Язык, который ненавидит | страница 112
Не прошло и двух недель пребывания Трофима в лаборатории, как он продемонстрировал еще одну удивительность своей натуры.
Именно продемонстрировал. Однажды он явился в лабораторию с утреннего развода свирепо избитый. Один глаз заплыл, под другим переливался цветами радуги огромный синяк, нос и губы распухли, уши, багровые и вздувшиеся, свисали до подбородка. Вероятно, и на всем теле были следы такого же рода, но и одного взгляда на лицо было достаточно, чтобы понять, что его мордовали долго, усердно, и не только кулаками.
– Напился и подрался, Трофим, – констатировал я сурово.
Он опустил голову.
– Не… Не пил… И не дерусь, вы это напрасно. Просто побили.
– Вот так – просто побили. А за что, скажи на милость, просто бьют? Без всякой вины, я так понял?
Он по-прежнему старался не глядеть на меня.
– Почему без вины? Без вины не бывает. Играли в колотье, ну в стыри, понял? В карты, по-вашему. Плохо передернул…
– А зачем играешь в карты, если не умеешь?
Он вдруг обиделся.
– Не умею! Еще мальцом играл, на любой заклад соглашался. Не то, что старье, дай новую колоду, через час любую карту назову, только раньше погляжу на них.
– Знаю. Будешь накалывать сзади иголкой и ощупью, определять, сколько наколок.
Он все больше обижался.
Зачем накалывать? В колотый бой мы не играем. Тем более у нас старье, все стыри – рвань. Глазами надо работать, это главное.
– И берешься любую новую карту узнать, только поглядев на ее рубашку?
Он ощутил мою заинтересованность и оживился.
– Само собой, каждую надо посмотреть, подержать в руках. Без этого как же? И если за выгоду…
Мне нестерпимо захотелось наказать его за хвастовство – очень уж оно не вязалось с изуродованной физиономией. В шкафу у меня хранилось небольшое сокровище, добытое еще перед войной, – колода нераспакованных атласных карт, пятьдесят две штуки плюс два джокера для игры в покер. Я достал пакетик и положил на стол.

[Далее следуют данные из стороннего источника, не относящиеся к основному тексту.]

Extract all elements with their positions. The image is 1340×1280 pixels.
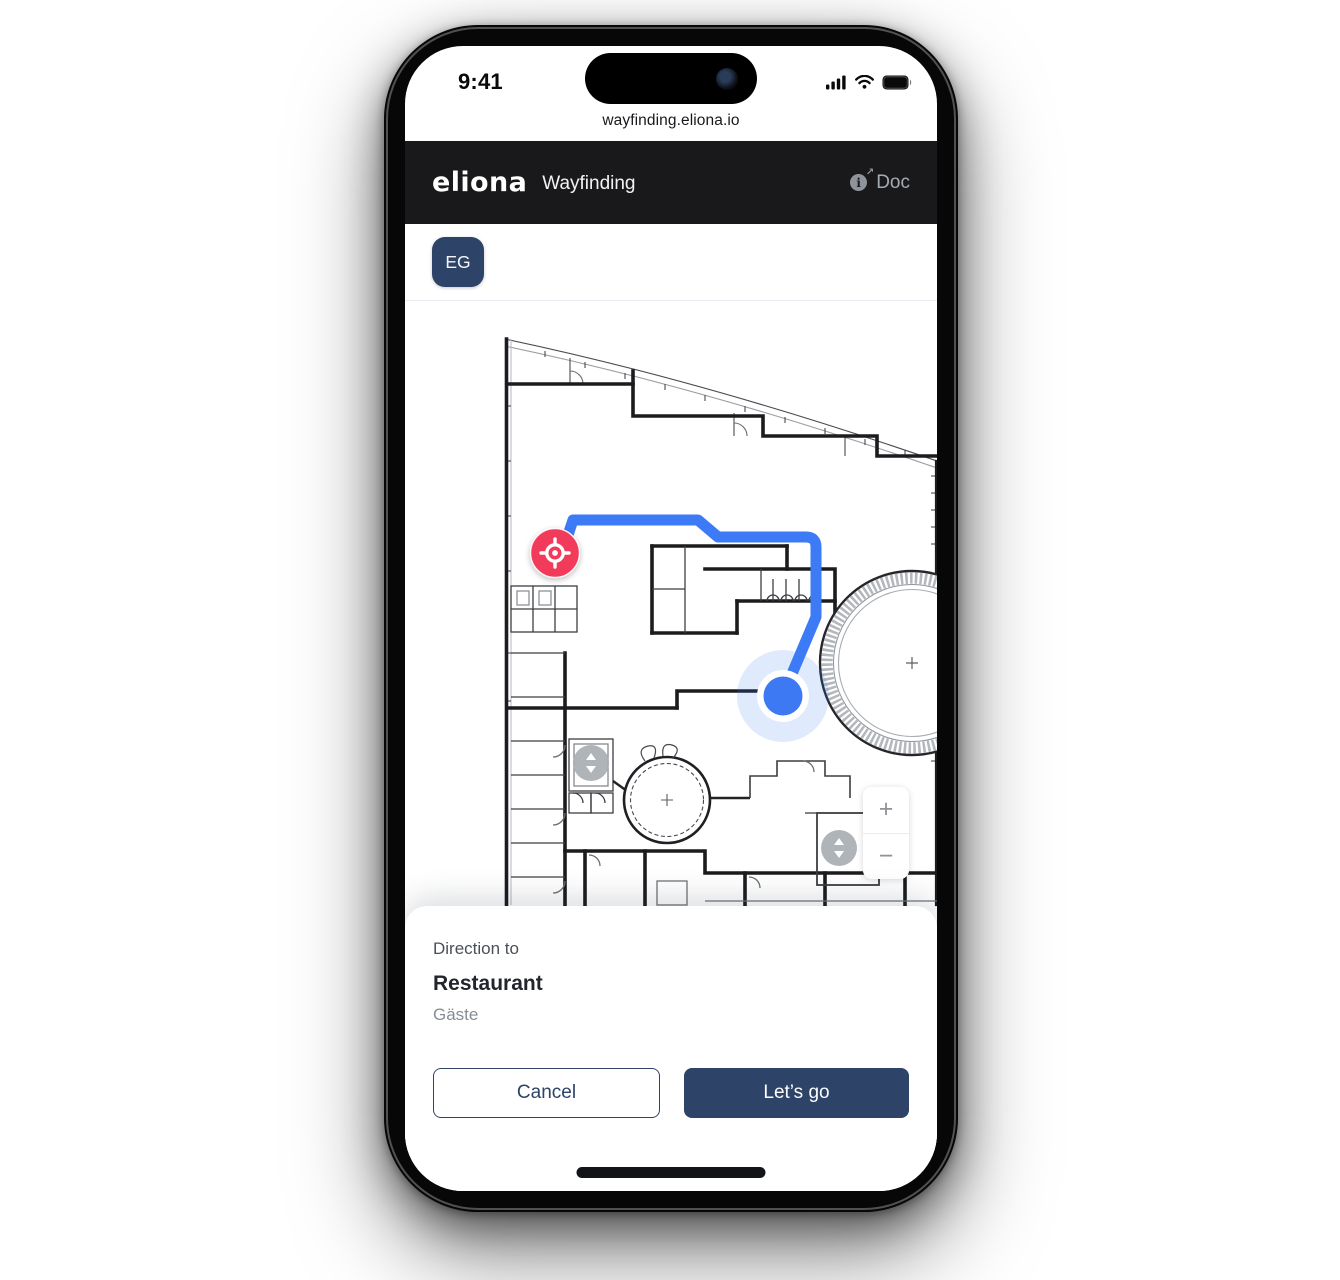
- app-header: eliona Wayfinding i Doc: [405, 141, 937, 224]
- home-indicator[interactable]: [577, 1167, 766, 1178]
- lets-go-button[interactable]: Let’s go: [684, 1068, 909, 1118]
- direction-to-label: Direction to: [433, 938, 909, 960]
- floor-selector-bar: EG: [405, 224, 937, 301]
- dynamic-island: [585, 53, 757, 104]
- status-icons: [826, 75, 913, 90]
- destination-marker: [757, 670, 809, 722]
- phone-frame: 9:41: [384, 25, 958, 1212]
- status-bar: 9:41: [405, 46, 937, 112]
- map-zoom-control: + −: [863, 787, 909, 879]
- destination-name: Restaurant: [433, 970, 909, 997]
- clock: 9:41: [458, 69, 503, 95]
- info-external-icon: i: [850, 174, 867, 191]
- app-title: Wayfinding: [542, 173, 635, 195]
- origin-pin: [531, 529, 580, 578]
- phone-screen: 9:41: [405, 46, 937, 1191]
- elevator-icon-2: [821, 830, 857, 866]
- floor-button-eg[interactable]: EG: [432, 237, 484, 287]
- doc-link[interactable]: i Doc: [850, 172, 910, 194]
- battery-icon: [882, 75, 913, 90]
- elevator-icon-1: [573, 745, 609, 781]
- signal-icon: [826, 75, 847, 90]
- doc-label: Doc: [876, 172, 910, 194]
- zoom-in-button[interactable]: +: [863, 787, 909, 833]
- stage: 9:41: [0, 0, 1340, 1280]
- round-hall: [820, 571, 937, 755]
- direction-bottom-sheet: Direction to Restaurant Gäste Cancel Let…: [405, 906, 937, 1191]
- cancel-button[interactable]: Cancel: [433, 1068, 660, 1118]
- round-room: [624, 744, 710, 843]
- front-camera: [716, 68, 738, 90]
- sheet-buttons: Cancel Let’s go: [433, 1068, 909, 1118]
- zoom-out-button[interactable]: −: [863, 834, 909, 880]
- wifi-icon: [855, 75, 874, 89]
- eliona-logo: eliona: [432, 167, 527, 198]
- browser-url[interactable]: wayfinding.eliona.io: [405, 112, 937, 141]
- destination-detail: Gäste: [433, 1004, 909, 1026]
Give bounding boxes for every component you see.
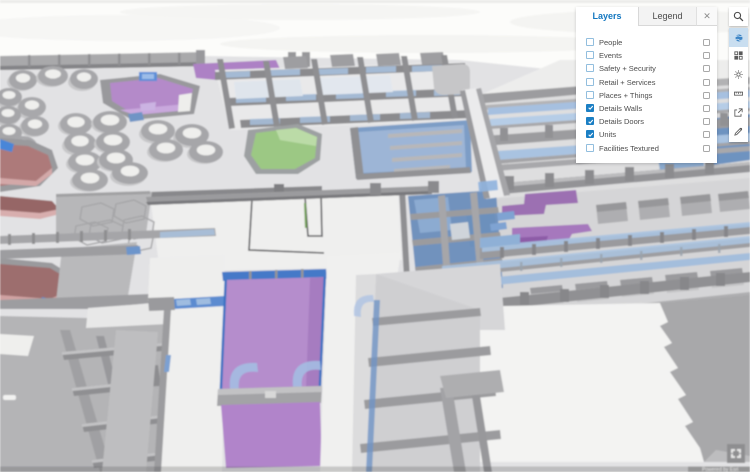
svg-text:Powered by Esri: Powered by Esri [702,467,738,472]
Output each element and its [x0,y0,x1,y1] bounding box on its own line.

– Сколько тебе нужно времени для предварительного изучения?
– Часа хватит.
– Действуй. Угадаешь из двадцати карт половину, поставлю пятьдесят граммов неразбавленного. – Я швырнул карты на стол. – Засекаю время. Час пошел.

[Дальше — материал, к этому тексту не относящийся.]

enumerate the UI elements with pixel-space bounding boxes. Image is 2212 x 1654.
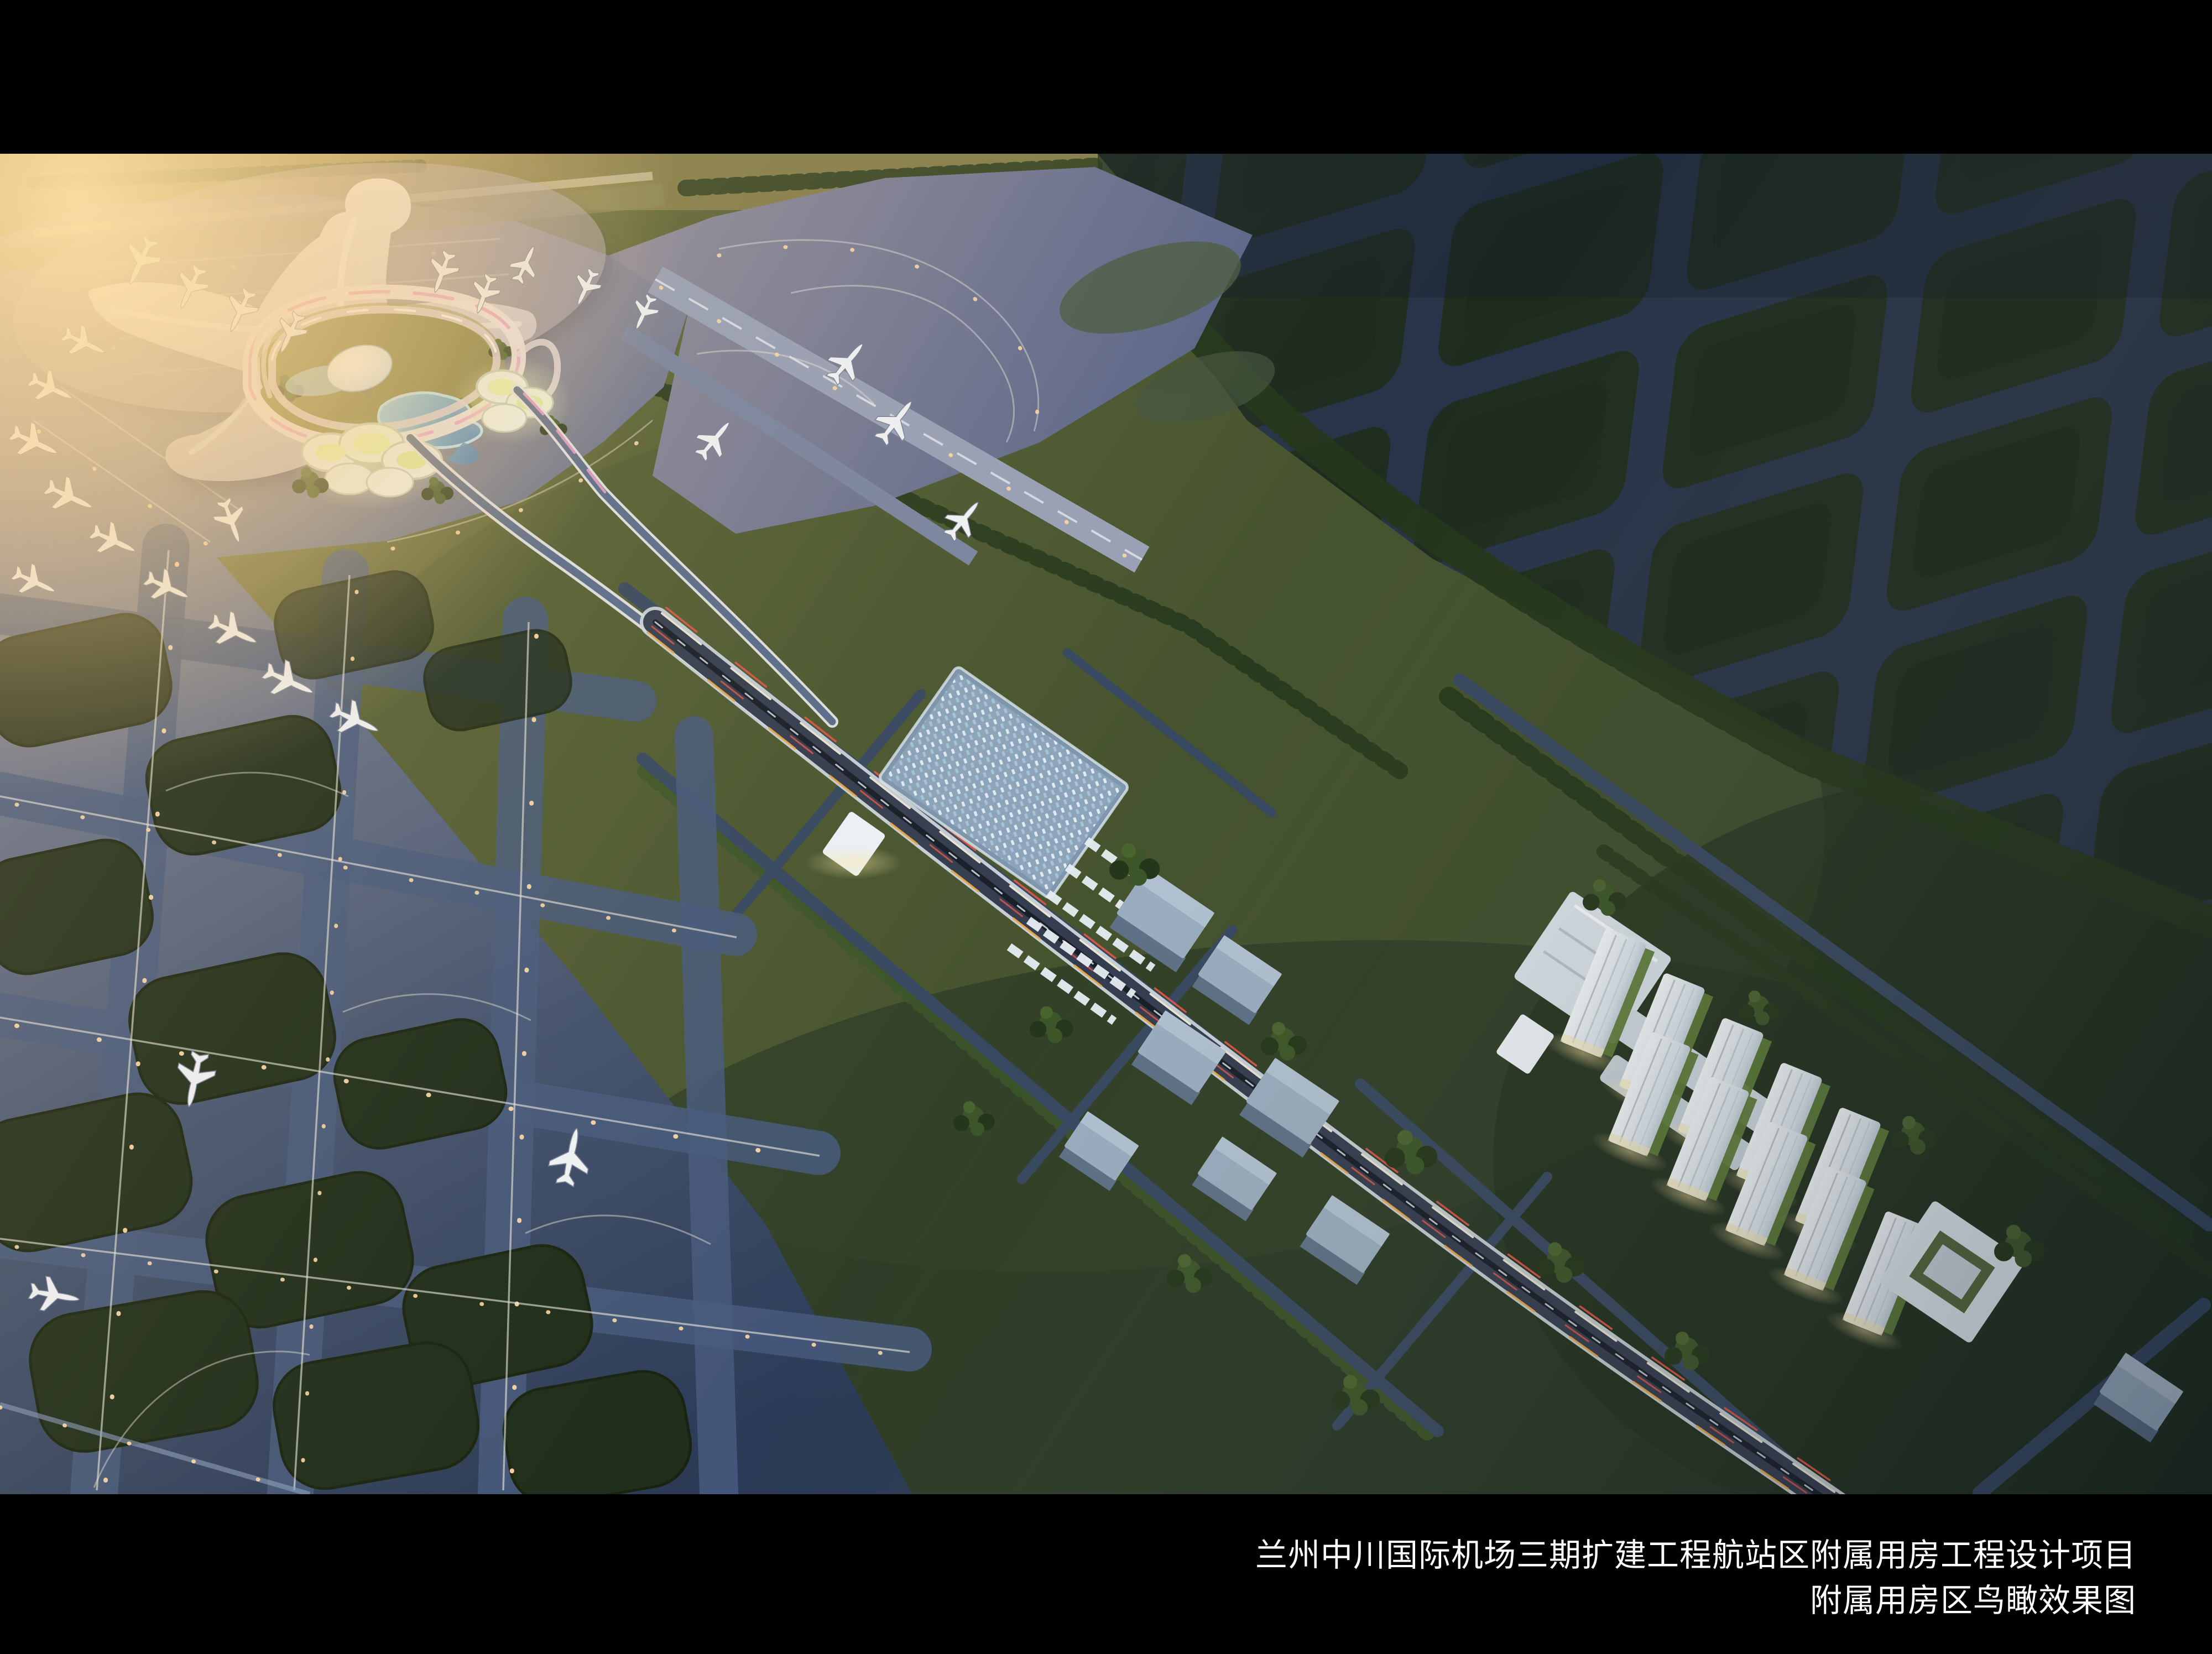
sunset-glow bbox=[0, 154, 1217, 983]
aerial-rendering-scene bbox=[0, 0, 2212, 1654]
caption-line-1: 兰州中川国际机场三期扩建工程航站区附属用房工程设计项目 bbox=[1255, 1533, 2136, 1578]
caption-line-2: 附属用房区鸟瞰效果图 bbox=[1255, 1578, 2136, 1624]
rendering-page: 兰州中川国际机场三期扩建工程航站区附属用房工程设计项目 附属用房区鸟瞰效果图 bbox=[0, 0, 2212, 1654]
caption: 兰州中川国际机场三期扩建工程航站区附属用房工程设计项目 附属用房区鸟瞰效果图 bbox=[1255, 1533, 2136, 1624]
letterbox-top bbox=[0, 0, 2212, 154]
atmosphere-overlays bbox=[0, 154, 2212, 1494]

Для осторожности я не вышел из комнаты, чтобы не дать ему «махлевать», и попросил лаборантов некоторое время меня не беспокоить. Трофим деловито изучал карты – брал каждую в руки, бросал взгляд на картинку и внимательно разглядывал рубашку, поворачивая карту под разными углами. Для меня рубашки всех карт были одинаковы – повторяющаяся на каждой невыразительная сетка еще не испытала на себе прикосновения грязных и сальных пальцев и поворот под углом к свету ни на одной не показывал отличия от другой. Но Трофим, видимо, что-то находил – вдруг клал несколько карт рядышком и молча сравнивал их рубашки, потом, покончив с изучением одной карты, рассматривал десяток других, снова возвращался к оставленной – и долго что-то высматривал на точно такой же сетке линий, какие были на всех других рубашках. Несколько раз он озадаченно покачивал головой, словно открывалось что-то совсем уж чрезвычайное, и откладывал заинтересовавшую карту в сторону, чтобы минут через пять снова воротиться к ней. Прошел заданный час, а он и не думал отрываться от рассыпанной на столе колоды. Мне надоело следить за ним, я стал читать какую-то книгу, лишь изредка поглядывая, только ли он изучает рисунок на рубашках или старается оставить на нем свои следы.